天女の舞はほぼ中之舞ですが、ヤリヤリの段のスミトリは回リ込ムなど破之舞要素あり、総体に軽め。トメは打ち込んで、ノリ地。このノリ地部分、「水に浸して涼み取る、は観世流太鼓、金春流太鼓ともに手があるのが特徴です。今回は金春なので、手は長地です。囃子の論理からすると、ここに手を打つ必然性はないのですが、天女はここでコスミ辺りにて下ニ居し、扇にてやや右辺りを一ツ汲ミ、正に直って左袖に注ぎ、の所作を二回繰り返す型があります。このシーンを印象付けるために手を打つようです。金春の手と型はぴったりと噛み合っている印象を受けました。ちなみに、観世流太鼓ではヒトクサリ遅れて手を打つのですが、もしかしたらシテ方観世流では上記の型に対応する所作がヒトクサリ後にあるなどの理由があるのかも知れません。観能の経験値不足のため、判然としませんので、今後の研究課題です。ノリ地をはづして、早笛にカカルのは、嵐山などと同様のスタイル。ここで、天女が幕に向かってヒキワケてシテの出を予感させるのも典型で、竹生島などにも同様の型あり。
さてシテが登場し、名宣りあって、打上て、ノリ地。この手の強いシテはノリ地の冒頭で4つ、3つ、2つと拍子を踏むことが多いようですが、加茂も「あるいは諸天善神となって、と件の拍子あり。
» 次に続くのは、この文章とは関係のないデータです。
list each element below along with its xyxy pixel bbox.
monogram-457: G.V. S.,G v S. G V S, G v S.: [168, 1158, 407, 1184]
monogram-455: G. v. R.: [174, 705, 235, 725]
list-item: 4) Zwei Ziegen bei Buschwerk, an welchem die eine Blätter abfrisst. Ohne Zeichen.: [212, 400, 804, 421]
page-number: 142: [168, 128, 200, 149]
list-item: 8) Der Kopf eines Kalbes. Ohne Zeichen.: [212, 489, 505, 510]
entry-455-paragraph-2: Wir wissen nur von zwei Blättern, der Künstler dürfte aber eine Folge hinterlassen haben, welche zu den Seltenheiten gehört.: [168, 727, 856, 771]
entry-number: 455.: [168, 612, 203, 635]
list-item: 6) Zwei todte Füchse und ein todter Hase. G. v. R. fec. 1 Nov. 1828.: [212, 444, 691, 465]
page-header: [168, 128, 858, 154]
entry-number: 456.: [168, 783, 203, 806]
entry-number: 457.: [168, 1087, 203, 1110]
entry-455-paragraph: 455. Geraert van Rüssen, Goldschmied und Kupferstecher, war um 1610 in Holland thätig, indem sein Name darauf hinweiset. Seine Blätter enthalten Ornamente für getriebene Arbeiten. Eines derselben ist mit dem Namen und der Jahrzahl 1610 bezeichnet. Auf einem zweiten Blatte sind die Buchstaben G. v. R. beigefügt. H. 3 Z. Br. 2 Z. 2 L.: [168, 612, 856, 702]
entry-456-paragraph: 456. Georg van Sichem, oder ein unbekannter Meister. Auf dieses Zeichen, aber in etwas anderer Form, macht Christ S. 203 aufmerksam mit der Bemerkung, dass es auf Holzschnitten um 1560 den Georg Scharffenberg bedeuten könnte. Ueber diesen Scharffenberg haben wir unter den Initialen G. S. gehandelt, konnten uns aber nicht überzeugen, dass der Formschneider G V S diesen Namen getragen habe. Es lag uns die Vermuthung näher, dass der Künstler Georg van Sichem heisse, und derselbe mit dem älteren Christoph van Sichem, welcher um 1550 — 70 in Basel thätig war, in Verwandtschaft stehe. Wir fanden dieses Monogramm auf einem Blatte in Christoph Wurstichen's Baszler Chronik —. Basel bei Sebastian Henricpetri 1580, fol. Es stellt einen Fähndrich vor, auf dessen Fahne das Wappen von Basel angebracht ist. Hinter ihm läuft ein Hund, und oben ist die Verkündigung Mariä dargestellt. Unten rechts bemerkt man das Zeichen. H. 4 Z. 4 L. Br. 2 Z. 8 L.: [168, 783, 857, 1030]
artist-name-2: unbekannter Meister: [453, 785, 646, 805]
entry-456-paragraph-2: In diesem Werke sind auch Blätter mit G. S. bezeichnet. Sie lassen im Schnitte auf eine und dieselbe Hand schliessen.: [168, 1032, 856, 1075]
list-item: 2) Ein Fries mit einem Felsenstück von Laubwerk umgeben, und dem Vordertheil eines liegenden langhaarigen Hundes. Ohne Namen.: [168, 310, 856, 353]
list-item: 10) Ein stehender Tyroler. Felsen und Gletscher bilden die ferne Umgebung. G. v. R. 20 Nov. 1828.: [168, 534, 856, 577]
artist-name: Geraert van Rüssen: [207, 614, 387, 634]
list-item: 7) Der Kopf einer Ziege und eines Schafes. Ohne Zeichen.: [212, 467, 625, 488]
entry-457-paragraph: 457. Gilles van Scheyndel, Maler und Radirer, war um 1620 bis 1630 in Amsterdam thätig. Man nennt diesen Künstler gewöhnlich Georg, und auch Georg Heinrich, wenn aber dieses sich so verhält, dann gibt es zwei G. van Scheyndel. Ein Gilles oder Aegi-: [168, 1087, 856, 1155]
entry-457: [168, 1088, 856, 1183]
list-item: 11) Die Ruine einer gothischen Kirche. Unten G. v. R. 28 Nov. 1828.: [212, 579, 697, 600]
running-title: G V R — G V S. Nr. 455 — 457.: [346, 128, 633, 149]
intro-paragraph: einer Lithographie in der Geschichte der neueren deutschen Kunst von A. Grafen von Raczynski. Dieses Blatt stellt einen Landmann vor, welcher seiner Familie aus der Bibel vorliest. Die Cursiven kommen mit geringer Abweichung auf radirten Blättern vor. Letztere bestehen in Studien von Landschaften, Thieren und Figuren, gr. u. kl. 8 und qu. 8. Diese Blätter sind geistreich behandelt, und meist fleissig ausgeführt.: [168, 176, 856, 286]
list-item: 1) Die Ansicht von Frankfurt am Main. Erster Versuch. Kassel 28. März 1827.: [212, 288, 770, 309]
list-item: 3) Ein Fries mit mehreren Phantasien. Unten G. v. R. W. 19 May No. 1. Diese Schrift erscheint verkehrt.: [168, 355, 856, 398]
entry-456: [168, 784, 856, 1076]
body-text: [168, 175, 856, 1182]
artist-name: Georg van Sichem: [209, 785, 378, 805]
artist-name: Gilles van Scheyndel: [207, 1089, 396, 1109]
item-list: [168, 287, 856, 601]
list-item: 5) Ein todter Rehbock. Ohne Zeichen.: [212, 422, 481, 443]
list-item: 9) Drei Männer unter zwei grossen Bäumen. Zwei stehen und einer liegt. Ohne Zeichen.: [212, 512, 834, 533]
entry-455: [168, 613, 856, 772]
「又は国土を、と正先にてサシマワシ、続いて行掛リて大小前にてシカケヒラキして働キ、以降は舞囃子と概ね一緒ですが、違う箇所は、「威光を顕しおはしまして、とスミにてフミトメ、正中方向へ右足1足出、飛返リ、下ニ居て左袖かづく、天女地謡座前から立ち上がり、幕へ帰って行くのを、シテ足をにじりながら見送る。これは竹生島の能のキリと同じ型です。さて天女を見送った後、シテ立ち上がりワキ座へ、この後は、仕舞と概ね一緒ですが、私の感覚として、型の合わせどころを一クサリ遅らせているような印象でした、型が減るからでしょう。二ツ合膝して立ち上がった後は回リ込ミせずにスミトリし、両袖を返してバンザイ\(^-^)/で橋掛りへ行き、三の松で弊を捨ててトメ。(モロヒシギ)
所感
これまでに2回、舞囃子を舞ったことがあるので、比較的細かい部分に注目して舞台を拝見。シテは、前場の所作、特にハコビが丁寧であったのが心地よく、後場は比較的ドッシリと舞われていた。割合かかるイメージを持っていたので、今回の演じ方は一つ参考になった、特に前場後場ともに、掛け合いの謡い、型が整っていた。やや残念だったのは、シテの声量が物足りないこと。特に後場の「別雷の神なり、辺りは囃子の音量に完全に負けていたのが惜しかった。
囃子に関して、笛が非常に良かった。笛は初心者なのでテクニカルなことは分からないですが、音の美しさに感激。自身の稽古不足を反省。